Don Carson tells a story from his university days of a man called Dave from an upstanding and ‘good’ family despite being theologically liberal—they went to church but didn’t believe Jesus was God or that he really rose from the dead. Carson wasn’t sure how to best respond to Dave, so he took him along to meet with another student on his university campus, also called Dave.
Dave #1 asked Dave #2, ‘My parents love my sister and me, we are a really close family, we worship God, we do good in the community. What do you think you’ve got that we don’t have?’ Carson recorded Dave #2’s answer:
Watch me. I’ve got an extra bed; move in with me, be my guest—I’ll pay for the food. You go to your classes, do whatever you have to do, but watch me. You watch me when I get up, when I interact with people, what I say, what moves me, what I live for, what I want in life. You watch me for the rest of the semester, and then you tell me at the end of it whether or not there’s a difference.
Reportedly Dave #1 did just that, almost. He didn’t move in but he did pay attention. By the grace of God, he was drawn to Christ and is now serving as a medical missionary.
It’s a bold thing to say, ‘Watch me!’ We know the Apostle Paul said just that to the Corinthian church (1 Corinthians 4:16, 11:1). But he was the Apostle Paul! We are often left thinking that our lives are going to need a lot more work before we’d offer such an invitation.
The reality is, though, we don’t have to offer the invitation to our children. They are imitating us anyway.
Embracing the fact that children imitate us
Children watch. And by watching, children learn. Best-selling author on raising boys, Steve Biddulph says, ‘A good human being is actually a bundle of all the good role models they have ever been around’. I reckon that’s true for ‘good’ human beings as well as ‘bad’ ones. No matter how often we may say, ‘Do as I say, not as I do’ the children around us will learn from the lessons implicit in our behaviour far more effectively than the words we use. And they’ll probably pick up a good dose of hypocrisy at the same time.
Now, all that may well leave you with a heavy feeling of guilt in the bottom of your gut. It is not difficult for most parents and carers to recall incidents that we regret—things we’ve done that we’d prefer we had not done; things we haven’t done that we ought to have done. Guilt is appropriate if we’ve done what is wrong—and Jesus is the right person to talk to in order to deal with that.
But there’s another way to look at the fact that children are actively imitating the significant adults in their lives: embrace the opportunity.
The Mission Australia 2010 Survey of Young Australians revealed the importance of family for young people of both genders and all age groups. The young people surveyed valued family relationships above everything else and families were a major source of advice and support.
The survey data confirms what we know from experience and see reflected in Scripture: we learn by imitation and this is particularly true among our children.
"I'm not good enough to be a role model!"
So what do we do with the thought that we as models are not ‘good enough’ to be imitated? Can a person who still struggles against sin be a good role model? Not only would I say a wholehearted ‘yes’ to that, I’d also add that unless someone struggles against sin they cannot be a good role model. The two words are important: sin and struggle.
Unfortunately we don’t have to work hard to be sinful—we do that naturally. My point is that we don’t need to hide our sinfulness from our children; on the contrary we ought to be honest about it. I don’t mean holding searingly honest (and potentially traumatising!) family confessions. But in the day-to-day relationship with our children let’s be quick to acknowledge where we have done wrong and failed to do what is right. As our children get older it will be appropriate to share with them other areas of personal failure that are less obvious.

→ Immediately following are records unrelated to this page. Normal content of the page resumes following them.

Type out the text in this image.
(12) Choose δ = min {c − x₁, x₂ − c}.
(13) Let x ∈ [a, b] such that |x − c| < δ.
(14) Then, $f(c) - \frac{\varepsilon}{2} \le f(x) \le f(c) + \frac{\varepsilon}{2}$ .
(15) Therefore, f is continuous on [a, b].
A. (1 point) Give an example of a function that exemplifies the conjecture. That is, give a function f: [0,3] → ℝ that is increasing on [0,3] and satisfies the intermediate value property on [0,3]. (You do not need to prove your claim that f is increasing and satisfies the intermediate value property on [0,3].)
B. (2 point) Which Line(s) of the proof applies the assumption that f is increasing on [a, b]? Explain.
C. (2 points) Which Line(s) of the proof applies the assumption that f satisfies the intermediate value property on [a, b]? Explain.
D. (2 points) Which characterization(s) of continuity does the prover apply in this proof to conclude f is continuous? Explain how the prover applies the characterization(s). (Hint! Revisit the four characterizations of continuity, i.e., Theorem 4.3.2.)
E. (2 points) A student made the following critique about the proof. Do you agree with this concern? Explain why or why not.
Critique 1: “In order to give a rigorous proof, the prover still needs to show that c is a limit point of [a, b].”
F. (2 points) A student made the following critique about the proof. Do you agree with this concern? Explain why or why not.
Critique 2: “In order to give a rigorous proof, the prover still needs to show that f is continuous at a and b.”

What we will be modeling is that being a follower of Jesus doesn’t always require you to be perfect. If we never actually show our children that we fall they will be left with the impression that real Christians don’t sin. Despite how often we read 1 John 1:8, our actions (the actions that we allow them to see) will be a more powerful model than our words.
Of course, it won’t take long before our children can tell that what we’ve done or not done is wrong. One of our children in particular is expert at spotting injustice. She’s not always accurate in her accusations but she’s not always mistaken either. If we fail to admit our faults what we end up modeling is hypocrisy or pretense.
Admitting our faults is the groundwork for seeking forgiveness and practising repentance. This is where the ‘struggle’ part of the ‘struggle against sin’ comes in. Seeking forgiveness is a struggle because it requires us to put away any sense of self-justification and put us at the mercy of the other. It can be particularly hard to seek forgiveness from our children! But the value far outweighs the hardship.
Saying ‘sorry’ to our children models that there is no need to feign perfection. Asking our children for forgiveness models the idea that reconciliation is more important than maintaining personal power. Demonstrating repentance to our children models our trust in the transforming work of God’s Spirit. And all of this models how we are able to respond to our heavenly Father when we fall short of his glory.
The point is that we can be powerful rolemodels for our children of what it means to be a person who lives under grace rather than a person who has no need of grace. And as we model that to our children, our prayer is that they will imitate us and grow more and more to depend on the same grace in their own lives.